The scattering is an elastic redistribution of the energy due to the medium heterogeneities. However the intrinsic attenuation is an inelastic phenomenon, mainly due to the fluid-grain friction during the wave passage. The intrinsic attenuation is directly related to the physical characteristics of the medium, so this parameter is very can be used for media characterization and fluid detection, which is beneficial for the oil and gas industry.
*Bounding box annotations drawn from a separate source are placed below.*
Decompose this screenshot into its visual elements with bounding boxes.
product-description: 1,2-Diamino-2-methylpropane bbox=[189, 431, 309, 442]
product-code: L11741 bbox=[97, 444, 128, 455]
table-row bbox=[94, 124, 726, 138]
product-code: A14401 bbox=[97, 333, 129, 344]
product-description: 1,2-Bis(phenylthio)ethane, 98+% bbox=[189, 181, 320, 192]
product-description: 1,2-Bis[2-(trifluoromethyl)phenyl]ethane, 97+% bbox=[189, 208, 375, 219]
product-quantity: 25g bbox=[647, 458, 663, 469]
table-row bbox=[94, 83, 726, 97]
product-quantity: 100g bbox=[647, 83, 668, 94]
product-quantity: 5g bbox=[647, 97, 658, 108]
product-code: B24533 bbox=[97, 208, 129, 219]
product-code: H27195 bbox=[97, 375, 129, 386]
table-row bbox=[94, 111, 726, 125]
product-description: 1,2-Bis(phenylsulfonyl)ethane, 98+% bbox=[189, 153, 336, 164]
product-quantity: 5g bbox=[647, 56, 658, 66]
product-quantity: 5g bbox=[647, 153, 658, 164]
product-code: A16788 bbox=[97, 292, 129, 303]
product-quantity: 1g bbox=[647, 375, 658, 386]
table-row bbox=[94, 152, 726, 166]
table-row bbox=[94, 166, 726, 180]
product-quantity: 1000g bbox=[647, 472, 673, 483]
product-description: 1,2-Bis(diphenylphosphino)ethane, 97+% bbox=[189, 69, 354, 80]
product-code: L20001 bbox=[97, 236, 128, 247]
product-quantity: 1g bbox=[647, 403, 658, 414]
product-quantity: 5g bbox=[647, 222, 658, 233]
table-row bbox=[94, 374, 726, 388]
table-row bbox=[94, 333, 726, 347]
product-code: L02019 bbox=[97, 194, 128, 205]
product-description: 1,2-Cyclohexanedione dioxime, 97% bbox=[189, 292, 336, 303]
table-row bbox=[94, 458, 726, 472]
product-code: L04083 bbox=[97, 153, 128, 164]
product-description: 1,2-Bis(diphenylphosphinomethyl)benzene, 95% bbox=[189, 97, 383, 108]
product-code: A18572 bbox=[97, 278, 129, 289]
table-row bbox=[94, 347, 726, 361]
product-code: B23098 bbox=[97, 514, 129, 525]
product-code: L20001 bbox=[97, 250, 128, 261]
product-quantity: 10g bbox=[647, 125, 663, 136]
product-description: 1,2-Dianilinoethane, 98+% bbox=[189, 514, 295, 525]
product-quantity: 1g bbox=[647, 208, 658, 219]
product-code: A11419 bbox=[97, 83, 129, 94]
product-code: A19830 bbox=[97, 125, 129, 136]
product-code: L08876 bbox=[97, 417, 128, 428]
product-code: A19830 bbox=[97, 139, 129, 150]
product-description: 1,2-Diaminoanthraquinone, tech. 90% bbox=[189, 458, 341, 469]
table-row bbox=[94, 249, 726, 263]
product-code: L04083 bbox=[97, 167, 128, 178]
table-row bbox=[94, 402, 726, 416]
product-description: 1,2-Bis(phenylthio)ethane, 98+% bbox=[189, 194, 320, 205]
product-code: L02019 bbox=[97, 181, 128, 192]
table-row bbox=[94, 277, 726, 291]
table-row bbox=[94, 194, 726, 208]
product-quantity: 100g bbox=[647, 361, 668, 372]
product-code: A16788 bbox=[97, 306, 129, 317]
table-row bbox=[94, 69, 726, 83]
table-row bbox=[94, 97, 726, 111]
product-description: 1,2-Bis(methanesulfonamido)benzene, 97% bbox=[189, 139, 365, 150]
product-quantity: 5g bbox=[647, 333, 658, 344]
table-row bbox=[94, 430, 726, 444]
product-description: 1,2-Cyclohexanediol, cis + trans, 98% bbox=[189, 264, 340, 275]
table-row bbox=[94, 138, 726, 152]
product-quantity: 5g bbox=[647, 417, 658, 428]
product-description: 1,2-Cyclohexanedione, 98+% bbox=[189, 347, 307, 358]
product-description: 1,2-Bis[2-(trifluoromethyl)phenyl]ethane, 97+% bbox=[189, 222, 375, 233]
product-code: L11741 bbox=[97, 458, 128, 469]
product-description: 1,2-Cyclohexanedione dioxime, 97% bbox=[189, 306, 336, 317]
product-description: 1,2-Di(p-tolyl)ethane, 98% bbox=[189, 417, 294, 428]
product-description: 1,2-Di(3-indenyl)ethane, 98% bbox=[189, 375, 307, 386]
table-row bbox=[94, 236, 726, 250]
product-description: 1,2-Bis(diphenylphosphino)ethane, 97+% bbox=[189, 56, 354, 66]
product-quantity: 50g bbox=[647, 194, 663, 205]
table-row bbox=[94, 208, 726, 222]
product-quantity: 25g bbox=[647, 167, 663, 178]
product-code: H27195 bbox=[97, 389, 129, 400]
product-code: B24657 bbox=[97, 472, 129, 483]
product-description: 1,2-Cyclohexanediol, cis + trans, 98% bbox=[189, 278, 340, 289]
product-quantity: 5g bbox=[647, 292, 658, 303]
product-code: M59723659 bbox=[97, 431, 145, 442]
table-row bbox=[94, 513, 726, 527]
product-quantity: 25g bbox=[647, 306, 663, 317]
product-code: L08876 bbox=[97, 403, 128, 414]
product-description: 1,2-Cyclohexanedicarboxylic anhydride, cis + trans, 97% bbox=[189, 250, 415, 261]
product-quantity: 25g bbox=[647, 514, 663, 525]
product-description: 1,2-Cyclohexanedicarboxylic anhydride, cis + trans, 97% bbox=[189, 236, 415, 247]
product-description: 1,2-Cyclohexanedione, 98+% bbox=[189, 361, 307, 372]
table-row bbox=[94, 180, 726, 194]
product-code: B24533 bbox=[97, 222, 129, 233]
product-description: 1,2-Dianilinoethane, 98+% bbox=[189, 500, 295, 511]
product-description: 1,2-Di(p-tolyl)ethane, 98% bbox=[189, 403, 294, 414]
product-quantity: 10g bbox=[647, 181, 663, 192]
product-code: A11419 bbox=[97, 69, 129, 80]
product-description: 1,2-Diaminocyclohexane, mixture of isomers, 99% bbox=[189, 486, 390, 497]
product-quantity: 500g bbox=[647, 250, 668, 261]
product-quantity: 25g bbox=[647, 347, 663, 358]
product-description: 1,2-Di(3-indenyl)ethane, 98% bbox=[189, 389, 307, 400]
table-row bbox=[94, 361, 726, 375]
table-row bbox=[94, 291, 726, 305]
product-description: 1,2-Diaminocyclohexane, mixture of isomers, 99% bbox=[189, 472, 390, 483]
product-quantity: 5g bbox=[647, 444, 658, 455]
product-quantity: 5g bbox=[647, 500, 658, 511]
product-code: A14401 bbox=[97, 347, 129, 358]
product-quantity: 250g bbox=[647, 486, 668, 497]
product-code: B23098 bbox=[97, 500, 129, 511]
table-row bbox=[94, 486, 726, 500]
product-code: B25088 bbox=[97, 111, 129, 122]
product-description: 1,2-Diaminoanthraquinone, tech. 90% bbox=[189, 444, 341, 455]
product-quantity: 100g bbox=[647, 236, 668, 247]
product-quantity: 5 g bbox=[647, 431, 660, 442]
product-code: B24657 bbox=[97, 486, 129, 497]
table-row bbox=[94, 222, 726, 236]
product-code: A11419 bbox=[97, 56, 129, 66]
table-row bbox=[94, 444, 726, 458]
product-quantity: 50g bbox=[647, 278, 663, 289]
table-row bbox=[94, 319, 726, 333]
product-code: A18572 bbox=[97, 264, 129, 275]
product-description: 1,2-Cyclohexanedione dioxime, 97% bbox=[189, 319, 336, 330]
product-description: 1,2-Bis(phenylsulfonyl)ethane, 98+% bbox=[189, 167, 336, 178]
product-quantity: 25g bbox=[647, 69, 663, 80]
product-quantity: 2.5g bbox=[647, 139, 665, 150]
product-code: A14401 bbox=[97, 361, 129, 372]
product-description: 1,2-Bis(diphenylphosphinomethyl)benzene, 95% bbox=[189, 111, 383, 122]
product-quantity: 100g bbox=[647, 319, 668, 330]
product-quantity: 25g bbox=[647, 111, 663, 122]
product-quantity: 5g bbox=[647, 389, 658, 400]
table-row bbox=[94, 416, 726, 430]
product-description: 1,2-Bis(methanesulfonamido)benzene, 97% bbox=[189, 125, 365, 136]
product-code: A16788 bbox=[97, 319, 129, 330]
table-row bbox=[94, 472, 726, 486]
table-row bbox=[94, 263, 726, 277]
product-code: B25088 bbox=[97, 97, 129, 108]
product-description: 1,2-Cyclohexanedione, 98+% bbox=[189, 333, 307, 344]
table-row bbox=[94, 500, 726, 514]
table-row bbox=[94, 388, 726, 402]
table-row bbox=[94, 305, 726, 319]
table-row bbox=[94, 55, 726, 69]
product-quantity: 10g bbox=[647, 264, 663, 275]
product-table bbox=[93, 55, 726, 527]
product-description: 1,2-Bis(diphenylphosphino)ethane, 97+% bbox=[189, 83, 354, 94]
The intrinsic attenuation is estimated by subtracting the scattering from the total attenuation, therefore the accuracy of the intrinsic attenuation is directly dependent on the accuracy of the total attenuation and the scattering. The total attenuation can be estimated from the recorded waves, by using in-situ methods as the spectral ratio and frequency shift methods. The scattering is estimated by assuming the heterogeneities as a succession of stacked layers, each layer is characterized by a single density and velocity.

The accuracy of the scattering is strongly dependent on the layer thicknesses, especially in the case of the media composed of carbonate rocks, such media are known for their strong heterogeneity. Previous studies gave some assumptions for the choice of the layer thickness, but they showed some limitations especially in the case of carbonate rocks. In this study we established a relationship between the layer thicknesses and the frequency of the propagation, after certain mathematical development of the Generalized O’Doherty-Anstey formula. We validated this relationship through some synthetic tests and real data provided from a VSP carried out over an onshore oilfield in the emirate of Abu Dhabi in the United Arab Emirates, primarily composed of carbonate rocks.

The results showed the utility of our relationship for an accurate estimation of the scattering, and even for other application related to fine layering effect, as to determine the averaging window length for the upscaling method, Backus averaging.